‘Most accidents due to tyre burst, leading to driver losing control of vehicle, caused by overloading’
The stand-off between tipper lorry operators and Motor Vehicles Department (MVD) personnel has shed light on the manifold safety issues posed by overloaded goods carriers. The stalemate intensified following a recent social media campaign against the department and an official who imposed a hefty fine on a tipper lorry in Pathanapuram in Kollam district for overloading.
Additional Transport Commissioner Pramoj Shankar said there would be no let-up in the drive against overloaded tipper lorries and other goods carriers, considering the grave safety hazards and damage to roads, when the gross vehicle weight (GVW) exceeded the safe axle weight prescribed for each vehicle. “Often, lorry operators add leaf springs to the suspension to carry a few tonnes more than the permissible load. This is a violation of body-code norms and motor vehicle rules,” he said.
Such illegal and unsafe alterations also substantially affect the service life of vehicles and of roads which may not be designed to bear such weight. Many lorry operators do not seem to be aware of this, he added.
On how overloading considerably affected braking and the vehicle’s dynamics, especially so since most tipper lorries are driven in a rash manner, a senior official of the MVD’s enforcement wing said, “They [vehicles] end up in major accidents. We get to see innumerable instances of axles of such vehicles breaking on undulated roads, at curves or when climbing an incline / overbridge. Their suspension also suffers damage.”

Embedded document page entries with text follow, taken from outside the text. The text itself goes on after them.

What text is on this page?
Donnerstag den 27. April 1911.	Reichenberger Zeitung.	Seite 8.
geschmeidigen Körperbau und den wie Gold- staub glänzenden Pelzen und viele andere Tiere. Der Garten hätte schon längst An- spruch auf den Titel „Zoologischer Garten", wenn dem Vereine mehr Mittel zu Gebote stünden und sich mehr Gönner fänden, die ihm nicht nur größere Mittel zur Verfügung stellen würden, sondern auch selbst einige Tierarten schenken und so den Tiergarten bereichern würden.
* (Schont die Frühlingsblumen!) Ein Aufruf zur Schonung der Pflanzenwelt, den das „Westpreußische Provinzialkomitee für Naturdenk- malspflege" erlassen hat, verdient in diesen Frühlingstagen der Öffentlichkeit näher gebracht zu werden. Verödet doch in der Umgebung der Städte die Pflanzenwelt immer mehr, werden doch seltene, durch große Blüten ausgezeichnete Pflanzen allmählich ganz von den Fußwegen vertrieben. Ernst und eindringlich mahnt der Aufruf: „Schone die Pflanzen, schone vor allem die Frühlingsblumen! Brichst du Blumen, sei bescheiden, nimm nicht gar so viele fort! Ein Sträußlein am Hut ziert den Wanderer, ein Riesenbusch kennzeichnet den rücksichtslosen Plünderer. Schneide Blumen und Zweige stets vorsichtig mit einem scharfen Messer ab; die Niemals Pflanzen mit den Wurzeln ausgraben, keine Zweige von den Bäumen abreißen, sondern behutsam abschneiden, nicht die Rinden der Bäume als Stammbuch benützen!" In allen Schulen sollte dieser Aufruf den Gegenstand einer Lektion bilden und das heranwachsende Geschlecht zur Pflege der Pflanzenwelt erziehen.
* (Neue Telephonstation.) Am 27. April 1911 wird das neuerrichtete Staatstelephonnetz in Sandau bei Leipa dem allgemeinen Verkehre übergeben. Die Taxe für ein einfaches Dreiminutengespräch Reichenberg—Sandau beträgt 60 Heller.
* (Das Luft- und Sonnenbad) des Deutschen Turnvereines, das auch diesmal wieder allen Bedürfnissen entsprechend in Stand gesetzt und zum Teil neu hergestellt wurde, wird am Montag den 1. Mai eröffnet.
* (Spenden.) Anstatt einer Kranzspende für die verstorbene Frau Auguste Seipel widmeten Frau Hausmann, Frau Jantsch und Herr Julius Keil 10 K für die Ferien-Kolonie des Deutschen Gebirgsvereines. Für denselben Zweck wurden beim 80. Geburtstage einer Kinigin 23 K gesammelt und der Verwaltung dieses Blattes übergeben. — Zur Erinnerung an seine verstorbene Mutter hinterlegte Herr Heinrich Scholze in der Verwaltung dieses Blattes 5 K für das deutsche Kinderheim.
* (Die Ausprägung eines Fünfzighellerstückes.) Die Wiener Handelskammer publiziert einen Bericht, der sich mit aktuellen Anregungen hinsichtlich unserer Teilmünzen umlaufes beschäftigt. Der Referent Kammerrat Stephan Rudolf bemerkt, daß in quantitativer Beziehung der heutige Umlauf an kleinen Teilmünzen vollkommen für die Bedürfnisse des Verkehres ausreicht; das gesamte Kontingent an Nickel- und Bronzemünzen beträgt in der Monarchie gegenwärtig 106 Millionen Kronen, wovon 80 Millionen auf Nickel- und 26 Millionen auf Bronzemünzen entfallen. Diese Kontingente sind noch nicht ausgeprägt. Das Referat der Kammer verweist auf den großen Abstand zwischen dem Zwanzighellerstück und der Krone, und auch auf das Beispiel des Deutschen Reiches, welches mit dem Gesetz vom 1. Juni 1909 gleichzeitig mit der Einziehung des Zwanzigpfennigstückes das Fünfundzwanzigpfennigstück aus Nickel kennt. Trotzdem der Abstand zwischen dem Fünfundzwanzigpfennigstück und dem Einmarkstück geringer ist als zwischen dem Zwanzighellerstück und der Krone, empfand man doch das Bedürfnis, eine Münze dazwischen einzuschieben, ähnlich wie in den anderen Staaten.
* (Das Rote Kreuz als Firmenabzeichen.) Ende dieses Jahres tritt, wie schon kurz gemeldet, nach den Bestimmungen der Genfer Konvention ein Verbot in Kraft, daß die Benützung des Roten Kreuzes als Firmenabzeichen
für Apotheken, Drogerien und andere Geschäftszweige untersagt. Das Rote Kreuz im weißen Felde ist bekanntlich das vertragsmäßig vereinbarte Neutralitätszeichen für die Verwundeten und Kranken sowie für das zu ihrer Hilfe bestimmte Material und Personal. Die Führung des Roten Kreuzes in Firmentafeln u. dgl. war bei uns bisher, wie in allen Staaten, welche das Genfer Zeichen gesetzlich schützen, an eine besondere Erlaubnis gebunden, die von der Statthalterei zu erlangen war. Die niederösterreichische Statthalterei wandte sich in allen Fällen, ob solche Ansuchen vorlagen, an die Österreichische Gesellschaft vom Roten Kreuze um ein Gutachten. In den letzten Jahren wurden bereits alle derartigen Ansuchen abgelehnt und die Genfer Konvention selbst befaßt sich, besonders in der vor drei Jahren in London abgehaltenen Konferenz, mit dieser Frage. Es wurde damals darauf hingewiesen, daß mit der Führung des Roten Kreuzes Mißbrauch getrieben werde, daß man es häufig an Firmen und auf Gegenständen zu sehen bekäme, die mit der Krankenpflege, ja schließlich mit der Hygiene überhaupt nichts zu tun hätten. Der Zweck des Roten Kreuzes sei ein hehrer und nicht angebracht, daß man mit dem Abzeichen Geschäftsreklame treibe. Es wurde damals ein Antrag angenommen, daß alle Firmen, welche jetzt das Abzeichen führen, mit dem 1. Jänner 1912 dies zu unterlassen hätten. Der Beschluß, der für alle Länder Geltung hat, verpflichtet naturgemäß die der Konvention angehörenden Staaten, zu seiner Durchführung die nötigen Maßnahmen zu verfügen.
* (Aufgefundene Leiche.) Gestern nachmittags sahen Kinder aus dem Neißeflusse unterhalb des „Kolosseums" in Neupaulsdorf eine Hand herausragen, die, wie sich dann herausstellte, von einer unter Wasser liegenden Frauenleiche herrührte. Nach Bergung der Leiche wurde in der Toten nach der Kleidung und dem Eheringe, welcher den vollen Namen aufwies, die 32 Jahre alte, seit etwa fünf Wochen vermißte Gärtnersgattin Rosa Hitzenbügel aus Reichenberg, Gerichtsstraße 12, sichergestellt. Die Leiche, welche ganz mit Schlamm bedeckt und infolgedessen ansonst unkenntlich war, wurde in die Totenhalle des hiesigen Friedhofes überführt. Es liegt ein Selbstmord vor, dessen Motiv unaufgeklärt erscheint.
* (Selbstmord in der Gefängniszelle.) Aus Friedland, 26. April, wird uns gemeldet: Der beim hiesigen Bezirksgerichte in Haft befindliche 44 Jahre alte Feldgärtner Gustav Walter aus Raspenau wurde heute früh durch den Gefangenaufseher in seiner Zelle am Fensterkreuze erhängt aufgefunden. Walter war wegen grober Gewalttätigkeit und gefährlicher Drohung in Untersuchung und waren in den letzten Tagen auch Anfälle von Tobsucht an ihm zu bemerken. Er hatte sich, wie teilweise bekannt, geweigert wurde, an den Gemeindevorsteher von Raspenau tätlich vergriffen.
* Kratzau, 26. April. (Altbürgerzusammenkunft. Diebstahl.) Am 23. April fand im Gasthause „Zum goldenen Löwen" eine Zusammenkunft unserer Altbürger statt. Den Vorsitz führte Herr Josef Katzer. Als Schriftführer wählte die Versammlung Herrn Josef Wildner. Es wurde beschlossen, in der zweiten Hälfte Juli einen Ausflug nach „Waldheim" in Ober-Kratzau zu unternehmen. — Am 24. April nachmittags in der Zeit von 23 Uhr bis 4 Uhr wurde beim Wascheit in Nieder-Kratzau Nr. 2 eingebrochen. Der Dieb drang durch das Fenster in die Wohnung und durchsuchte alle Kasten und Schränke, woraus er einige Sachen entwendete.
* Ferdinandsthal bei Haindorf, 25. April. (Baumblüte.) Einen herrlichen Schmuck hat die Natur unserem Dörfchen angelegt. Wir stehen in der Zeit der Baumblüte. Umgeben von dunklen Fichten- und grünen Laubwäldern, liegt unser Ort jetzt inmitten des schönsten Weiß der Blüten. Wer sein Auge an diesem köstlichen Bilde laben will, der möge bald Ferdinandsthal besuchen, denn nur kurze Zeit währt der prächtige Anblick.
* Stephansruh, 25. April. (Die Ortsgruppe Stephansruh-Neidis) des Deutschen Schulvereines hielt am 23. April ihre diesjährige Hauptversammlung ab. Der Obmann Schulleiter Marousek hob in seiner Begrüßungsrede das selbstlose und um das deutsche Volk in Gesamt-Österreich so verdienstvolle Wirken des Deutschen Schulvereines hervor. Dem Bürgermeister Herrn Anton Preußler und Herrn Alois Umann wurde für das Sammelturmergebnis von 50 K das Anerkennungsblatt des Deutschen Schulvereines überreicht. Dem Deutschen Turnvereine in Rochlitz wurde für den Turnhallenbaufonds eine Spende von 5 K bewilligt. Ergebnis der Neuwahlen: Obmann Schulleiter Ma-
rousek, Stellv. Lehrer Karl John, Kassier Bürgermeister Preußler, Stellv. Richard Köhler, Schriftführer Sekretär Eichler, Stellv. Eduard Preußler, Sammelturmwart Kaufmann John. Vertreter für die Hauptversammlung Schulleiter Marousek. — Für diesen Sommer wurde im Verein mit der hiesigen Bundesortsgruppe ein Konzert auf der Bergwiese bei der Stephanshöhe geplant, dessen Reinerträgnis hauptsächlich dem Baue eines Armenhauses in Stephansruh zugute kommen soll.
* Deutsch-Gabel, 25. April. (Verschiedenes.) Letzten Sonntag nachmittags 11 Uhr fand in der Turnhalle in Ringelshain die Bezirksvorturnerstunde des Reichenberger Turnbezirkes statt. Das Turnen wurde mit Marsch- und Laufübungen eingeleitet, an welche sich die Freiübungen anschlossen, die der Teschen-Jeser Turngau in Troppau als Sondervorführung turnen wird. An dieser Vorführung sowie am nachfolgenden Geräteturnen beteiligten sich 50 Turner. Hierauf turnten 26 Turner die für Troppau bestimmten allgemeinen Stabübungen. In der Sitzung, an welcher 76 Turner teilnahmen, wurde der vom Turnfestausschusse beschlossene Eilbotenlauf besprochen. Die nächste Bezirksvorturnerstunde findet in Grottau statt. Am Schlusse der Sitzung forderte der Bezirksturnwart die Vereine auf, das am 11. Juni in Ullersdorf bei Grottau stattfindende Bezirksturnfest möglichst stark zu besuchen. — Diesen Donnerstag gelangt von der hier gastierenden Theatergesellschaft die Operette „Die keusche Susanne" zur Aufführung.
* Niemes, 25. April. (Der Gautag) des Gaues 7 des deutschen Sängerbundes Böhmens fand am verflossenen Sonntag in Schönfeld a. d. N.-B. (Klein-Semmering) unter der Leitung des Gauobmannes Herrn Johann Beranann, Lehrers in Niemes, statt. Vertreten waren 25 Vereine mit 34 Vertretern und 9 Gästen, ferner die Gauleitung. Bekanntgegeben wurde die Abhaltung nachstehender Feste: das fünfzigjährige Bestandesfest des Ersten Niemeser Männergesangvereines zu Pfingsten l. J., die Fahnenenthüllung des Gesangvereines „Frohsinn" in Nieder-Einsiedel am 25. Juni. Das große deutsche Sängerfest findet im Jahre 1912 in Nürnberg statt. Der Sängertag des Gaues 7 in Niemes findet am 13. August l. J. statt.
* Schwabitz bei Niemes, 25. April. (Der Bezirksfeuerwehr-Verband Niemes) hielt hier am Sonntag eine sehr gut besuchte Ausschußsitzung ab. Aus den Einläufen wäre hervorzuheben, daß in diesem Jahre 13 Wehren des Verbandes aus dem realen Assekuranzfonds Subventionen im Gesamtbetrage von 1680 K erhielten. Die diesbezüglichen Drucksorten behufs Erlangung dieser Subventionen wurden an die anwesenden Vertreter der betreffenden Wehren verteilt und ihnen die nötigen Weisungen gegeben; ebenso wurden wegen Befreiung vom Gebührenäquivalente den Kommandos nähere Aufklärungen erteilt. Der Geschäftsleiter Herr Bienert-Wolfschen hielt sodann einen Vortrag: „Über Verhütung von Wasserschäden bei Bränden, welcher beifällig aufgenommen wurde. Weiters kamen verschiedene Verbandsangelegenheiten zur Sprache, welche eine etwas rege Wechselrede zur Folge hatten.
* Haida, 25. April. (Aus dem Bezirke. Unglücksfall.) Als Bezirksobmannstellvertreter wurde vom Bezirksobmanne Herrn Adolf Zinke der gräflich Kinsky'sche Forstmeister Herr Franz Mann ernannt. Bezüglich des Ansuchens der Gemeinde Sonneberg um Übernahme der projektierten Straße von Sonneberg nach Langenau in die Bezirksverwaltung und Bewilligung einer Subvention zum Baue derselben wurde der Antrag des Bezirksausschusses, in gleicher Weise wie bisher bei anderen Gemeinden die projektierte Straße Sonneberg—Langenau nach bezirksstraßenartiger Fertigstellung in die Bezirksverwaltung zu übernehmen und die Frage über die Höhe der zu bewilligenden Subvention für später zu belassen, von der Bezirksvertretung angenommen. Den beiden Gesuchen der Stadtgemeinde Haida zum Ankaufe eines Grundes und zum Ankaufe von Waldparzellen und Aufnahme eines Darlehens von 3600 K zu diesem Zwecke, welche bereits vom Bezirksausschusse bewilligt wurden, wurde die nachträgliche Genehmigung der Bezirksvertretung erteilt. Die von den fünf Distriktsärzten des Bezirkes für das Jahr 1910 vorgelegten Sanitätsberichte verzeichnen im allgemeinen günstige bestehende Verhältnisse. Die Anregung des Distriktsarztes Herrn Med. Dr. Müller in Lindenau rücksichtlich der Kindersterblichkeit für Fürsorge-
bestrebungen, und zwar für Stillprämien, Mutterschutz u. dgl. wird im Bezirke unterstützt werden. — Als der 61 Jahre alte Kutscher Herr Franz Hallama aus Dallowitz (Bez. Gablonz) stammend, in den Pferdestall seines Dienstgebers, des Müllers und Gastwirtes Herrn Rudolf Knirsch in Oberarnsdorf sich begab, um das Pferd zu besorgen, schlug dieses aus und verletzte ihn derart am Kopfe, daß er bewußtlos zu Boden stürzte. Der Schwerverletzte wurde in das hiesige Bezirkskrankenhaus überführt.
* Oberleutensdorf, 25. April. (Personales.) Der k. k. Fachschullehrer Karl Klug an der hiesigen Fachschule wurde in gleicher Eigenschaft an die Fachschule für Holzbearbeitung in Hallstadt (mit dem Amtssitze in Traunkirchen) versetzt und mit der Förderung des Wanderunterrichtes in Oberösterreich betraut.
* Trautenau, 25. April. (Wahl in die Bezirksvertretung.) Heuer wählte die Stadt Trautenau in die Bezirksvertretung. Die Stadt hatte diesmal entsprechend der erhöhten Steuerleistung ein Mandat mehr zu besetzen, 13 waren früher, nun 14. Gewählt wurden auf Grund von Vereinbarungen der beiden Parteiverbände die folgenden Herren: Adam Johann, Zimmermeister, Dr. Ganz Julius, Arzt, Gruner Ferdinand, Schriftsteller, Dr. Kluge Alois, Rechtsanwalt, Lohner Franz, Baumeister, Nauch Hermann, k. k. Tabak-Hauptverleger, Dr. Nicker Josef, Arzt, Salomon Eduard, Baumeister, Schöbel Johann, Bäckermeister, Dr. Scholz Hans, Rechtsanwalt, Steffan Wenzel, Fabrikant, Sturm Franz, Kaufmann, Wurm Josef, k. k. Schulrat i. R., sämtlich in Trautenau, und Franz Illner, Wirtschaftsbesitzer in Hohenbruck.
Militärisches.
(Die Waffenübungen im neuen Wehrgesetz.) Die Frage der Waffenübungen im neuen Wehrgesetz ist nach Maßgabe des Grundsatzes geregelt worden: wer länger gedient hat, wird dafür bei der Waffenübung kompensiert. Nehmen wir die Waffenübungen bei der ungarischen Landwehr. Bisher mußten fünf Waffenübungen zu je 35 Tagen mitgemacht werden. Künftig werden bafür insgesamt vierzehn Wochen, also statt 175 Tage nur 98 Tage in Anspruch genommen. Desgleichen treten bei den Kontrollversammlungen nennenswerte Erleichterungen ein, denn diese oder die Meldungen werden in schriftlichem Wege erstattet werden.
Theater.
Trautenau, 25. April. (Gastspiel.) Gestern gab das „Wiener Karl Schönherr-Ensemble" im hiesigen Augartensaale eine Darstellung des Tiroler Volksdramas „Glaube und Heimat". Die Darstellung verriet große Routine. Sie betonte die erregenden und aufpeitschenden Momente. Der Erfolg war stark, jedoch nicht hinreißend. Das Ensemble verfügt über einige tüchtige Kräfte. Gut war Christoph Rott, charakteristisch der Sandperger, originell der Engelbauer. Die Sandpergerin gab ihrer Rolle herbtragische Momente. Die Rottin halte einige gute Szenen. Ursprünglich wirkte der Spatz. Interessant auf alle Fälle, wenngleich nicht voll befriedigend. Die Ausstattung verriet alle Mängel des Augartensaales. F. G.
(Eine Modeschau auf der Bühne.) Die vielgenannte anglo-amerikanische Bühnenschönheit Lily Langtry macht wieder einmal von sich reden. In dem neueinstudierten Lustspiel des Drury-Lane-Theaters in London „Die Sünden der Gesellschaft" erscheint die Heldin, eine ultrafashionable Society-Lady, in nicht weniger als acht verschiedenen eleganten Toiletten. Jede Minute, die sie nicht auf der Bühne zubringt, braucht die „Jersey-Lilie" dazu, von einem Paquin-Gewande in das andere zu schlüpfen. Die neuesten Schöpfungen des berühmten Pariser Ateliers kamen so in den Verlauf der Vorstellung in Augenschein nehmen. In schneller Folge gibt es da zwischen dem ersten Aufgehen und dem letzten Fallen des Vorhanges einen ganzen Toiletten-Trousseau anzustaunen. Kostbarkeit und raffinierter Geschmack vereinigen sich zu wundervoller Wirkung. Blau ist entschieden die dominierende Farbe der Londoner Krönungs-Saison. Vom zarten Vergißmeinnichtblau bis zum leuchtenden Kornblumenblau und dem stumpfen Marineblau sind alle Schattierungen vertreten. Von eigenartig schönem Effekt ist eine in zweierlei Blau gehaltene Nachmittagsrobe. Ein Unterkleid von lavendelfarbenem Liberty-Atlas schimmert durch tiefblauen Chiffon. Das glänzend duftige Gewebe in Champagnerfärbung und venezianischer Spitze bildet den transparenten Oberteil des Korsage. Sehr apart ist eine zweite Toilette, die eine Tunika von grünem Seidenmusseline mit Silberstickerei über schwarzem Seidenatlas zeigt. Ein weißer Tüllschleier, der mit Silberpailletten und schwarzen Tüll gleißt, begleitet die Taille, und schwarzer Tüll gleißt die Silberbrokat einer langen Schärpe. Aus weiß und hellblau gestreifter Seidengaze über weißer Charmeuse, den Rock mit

Almost all accidents caused by tyre burst, leading to driver losing control of the vehicle, too have been attributed to overload. Two-wheeler riders and pedestrians passing by are especially at risk in such situations. Few lorry operators give thought to how a single lorry carrying load that ought to be carried in two lorries, affects the livelihood and income of other operators and drivers, he added.
The added emphasis on public safety and allied aspects found resonance in the revised penalty that the motor vehicle rules prescribe for overloading. An excess of one tonne load attracts a fine of ₹10,000, while ₹1,500 is imposed for every additional tonnage beyond that.
Tipper Lorry and Earth Moving Equipment Owners Association secretary N.R. Shaji said the association had exhorted operators and drivers not to load beyond the ‘body level’, following awareness classes organised by MVD personnel. There could be stray exceptions in some districts where there is a tendency to violate the condition, he said.